A group of academics who oppose the drive to measure the impact of research have accused Research Councils UK of taking a "dogmatic stance" over its refusal to reassess the issue.
Earlier this month, representatives of the group of 52 prominent academics, which includes 10 Nobel laureates, met a number of RCUK senior staff, including chief executive Alan Thorpe, to urge them to abandon the "impact" section of research council grant applications.
The group's coordinator, Don Braben, honorary professor at University College London, said that predicting impact was impossible and claimed that the requirement to do so would discourage scientific creativity and risk-taking.
"We do not know of any major scientific discovery that followed a predictable course. Therefore, RCUK's impact initiative encourages speculation and introduces unscientific criteria into the research selection processes," he wrote in a letter to Professor Thorpe ahead of the meeting.
Professor Braben said RCUK had declined to express the "scientific basis" of its position on impact. "In my long experience of dealing with officialdom, I have not come across such an overtly dogmatic stance. Alan Thorpe and his colleagues were completely unmoved by scientific arguments, and indeed, refused in effect to discuss them," he said.
He added that the group has been granted a meeting with David Willetts, the universities and science minister, on 26 July.
Last week, Mr Willetts announced a one-year delay to the implementation of the research excellence framework to allow the Higher Education Funding Council for England to "figure out whether there is a method of assessing impact that is sound and that is acceptable to the academic community".
At a conference earlier this month Mr Willetts said that predicting impact was much harder than assessing it in retrospect, as institutions will have to do under current plans for the REF. But he declined to call on RCUK to review its policy on impact and said he had delayed the REF because the issue had demanded an immediate decision from him.

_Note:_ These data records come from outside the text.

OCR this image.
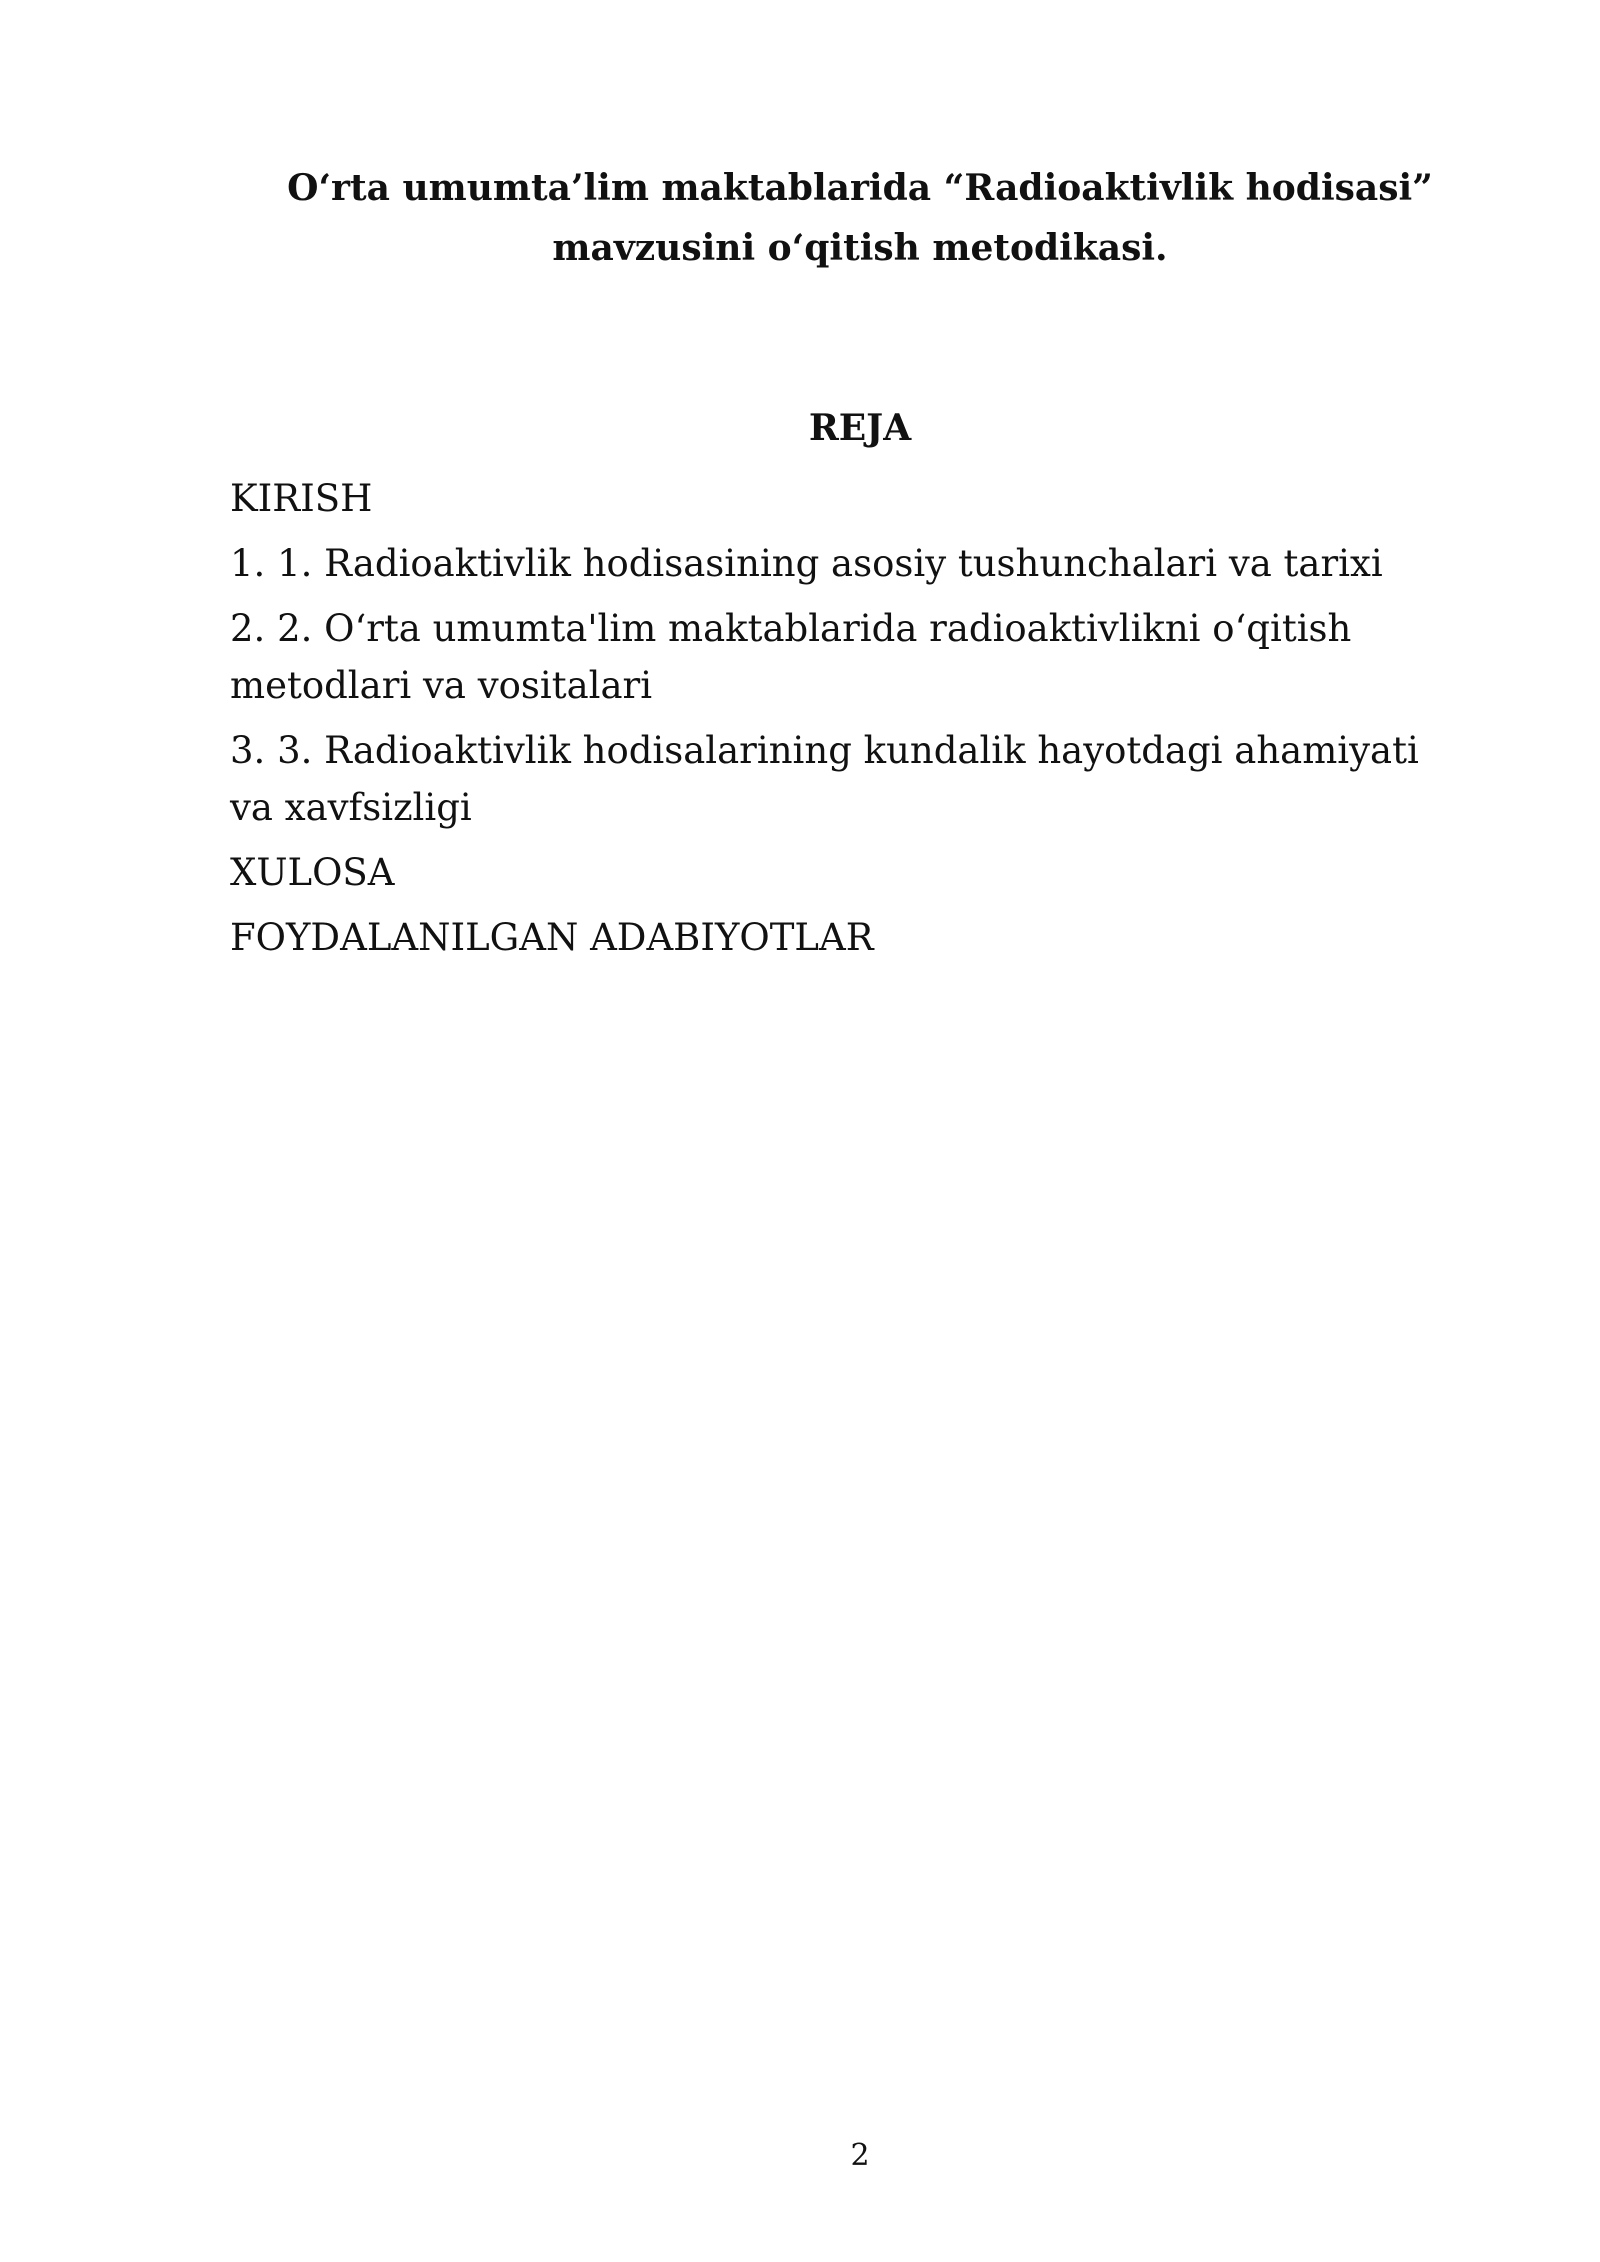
O‘rta umumta’lim maktablarida “Radioaktivlik hodisasi”
mavzusini o‘qitish metodikasi.
REJA
KIRISH
1. 1. Radioaktivlik hodisasining asosiy tushunchalari va tarixi
2. 2. O‘rta umumta'lim maktablarida radioaktivlikni o‘qitish metodlari va vositalari
3. 3. Radioaktivlik hodisalarining kundalik hayotdagi ahamiyati va xavfsizligi
XULOSA
FOYDALANILGAN ADABIYOTLAR
2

In a statement, RCUK denies that the standardised "pathways to impact" section of grant applications requires applicants to predict the outcome or impact of research, but rather "to describe how they intend to open up the pathways to achieve impact".
It says the primary criterion for funding remains scientific excellence, with impact one of several "secondary criteria" that can be employed in borderline decisions.
RCUK has taken the concerns of Professor Braben and his colleagues "very seriously", the statement adds. "We are disappointed and concerned that there are still some erroneous perceptions surrounding RCUK's position on impact," it says.